It has been amazing to see the percentage of companies I have spent time with in the past few years who engaged in a review and updating process for their vision and mission statements, their goals, and their objectives.
Part of this was an increase in the number of firms that are working more assiduously to link strategy to operations, whether by strategy maps or other devices: implementing these business management tools generally leads to a review of the corporate strategy itself.
Other organizations were updating or implementing their business intelligence and performance management environments, and are using the update to push through a rethink of the objectives and measures that will matter for the next few years.
Turnover in corporate leadership, of course, is also playing its part.
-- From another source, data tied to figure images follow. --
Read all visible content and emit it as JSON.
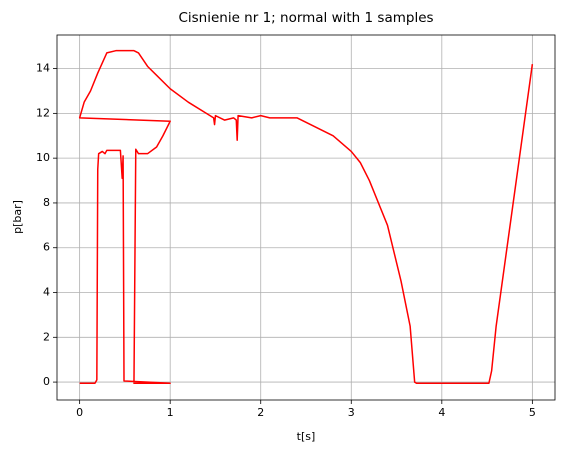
{
  "chart_data": {
    "type": "line",
    "title": "Cisnienie nr 1; normal with 1 samples",
    "xlabel": "t[s]",
    "ylabel": "p[bar]",
    "x": [
      0,
      0.17,
      0.19,
      0.2,
      0.21,
      0.25,
      0.28,
      0.3,
      0.45,
      0.47,
      0.48,
      0.49,
      1.0,
      0.6,
      0.62,
      0.65,
      0.75,
      0.85,
      0.92,
      1.0,
      0,
      0.05,
      0.12,
      0.2,
      0.3,
      0.4,
      0.6,
      0.65,
      0.75,
      0.85,
      1.0,
      1.2,
      1.4,
      1.48,
      1.49,
      1.5,
      1.6,
      1.7,
      1.73,
      1.74,
      1.75,
      1.9,
      2.0,
      2.1,
      2.4,
      2.5,
      2.7,
      2.8,
      3.0,
      3.1,
      3.2,
      3.4,
      3.55,
      3.65,
      3.7,
      3.72,
      4.52,
      4.55,
      4.6,
      5.0
    ],
    "series": [
      {
        "name": "p",
        "color": "#ff0000",
        "values": [
          -0.05,
          -0.05,
          0.1,
          9.5,
          10.2,
          10.3,
          10.2,
          10.35,
          10.35,
          9.1,
          10.1,
          0.05,
          -0.05,
          -0.05,
          10.4,
          10.2,
          10.2,
          10.5,
          11,
          11.65,
          11.8,
          12.5,
          13,
          13.8,
          14.7,
          14.8,
          14.8,
          14.7,
          14.1,
          13.7,
          13.1,
          12.5,
          12.0,
          11.8,
          11.5,
          11.9,
          11.7,
          11.8,
          11.7,
          10.8,
          11.9,
          11.8,
          11.9,
          11.8,
          11.8,
          11.6,
          11.2,
          11,
          10.3,
          9.8,
          9,
          7,
          4.5,
          2.5,
          0,
          -0.05,
          -0.05,
          0.5,
          2.5,
          14.2
        ]
      }
    ],
    "xlim": [
      -0.25,
      5.25
    ],
    "ylim": [
      -0.8,
      15.5
    ],
    "xticks": [
      0,
      1,
      2,
      3,
      4,
      5
    ],
    "yticks": [
      0,
      2,
      4,
      6,
      8,
      10,
      12,
      14
    ],
    "grid": true
  }
}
However, whatever the reason, vision and mission reviews have been a key part of the recent workload.
Now, after a few years’ of implementation (in the early cases), a pattern emerges, as to what IT’s vision and mission generally should be.
There’s a real balancing act involved in building the elements of this structure.
The vision needs to be a forward-looking statement about the enterprise as it will be in a few years’ time.
It should be short and written to be memorable.
Visions should avoid clichés and hackneyed business speak in favour of something direct.
The best one I saw, implemented in 2005, was an IT departmental vision of “we enable the business we need to be”.
Eight words that took a stake in the success of the business, avoided technology for technology’s sake, refused to allow IT to be just a utility, and said success for IT came with IT being a serious contributor — from ideas through to implementation — of the enterprise’s competitive stance.
This IT group is making great strides toward achieving that vision, precisely because it is a rallying cry that allows for many different kinds of contribution.
Under this banner, extensive application renovations, upgrades and replacements have occurred, while a steady stream of “yes we can” responses to the business executed.
They are, by the way, an under-average spender.
Its counterpart mission statement deals with the “how” of the vision (the “what” we want to be).
They chose “we offer added value through our skill in technology in every interaction we have”.
Again, short and to the point, and it reminds the IT staff that although they have seized upon the success of the business they are not its line management.
The call for “added value” asks for continuous improvement and innovation from IT in the way it works; the idea of “offering” means that credibility is earned and the right to act is not just handed to the group, and the other words point to core competence and a mandate: to make every interaction from a help desk call to the opportunity to present on the future of the firm an outstanding event.
Within IT, they are careful to watch the balance between “needing to delay” (to get something sorted out that must be resolved before proceeding) and “accepting imperfection” (get going, accomplish something, clean it up later).
Goals and objectives that people will actually want to exceed come naturally from the inspiration of one vision of what you want to be and a short and focused “overarching principle” of how to get there in the mission.
When the opportunity comes to move forward, remember the goals and objectives are the ones that point in various directions: the vision and mission must be unambiguous and univocal to succeed.
Finally, performance management has been linked into this (after a few years to figure out how). Today everyone in IT is expected to demonstrate “value add”. How you choose to present that is up to you as an individual contributor.
Two help desk clerks, side by side, may present radically different “value add” statements: one works to reduce their call handling time; the other has a side project to build a help desk wiki to improve everyone’s service.
Each is followed by their manager — the net effects are assessed at year’s end. It counts, in this firm, for 25% of their evaluation.
Slowly they are building intrapreneurs who see and act as though “IT is their business”.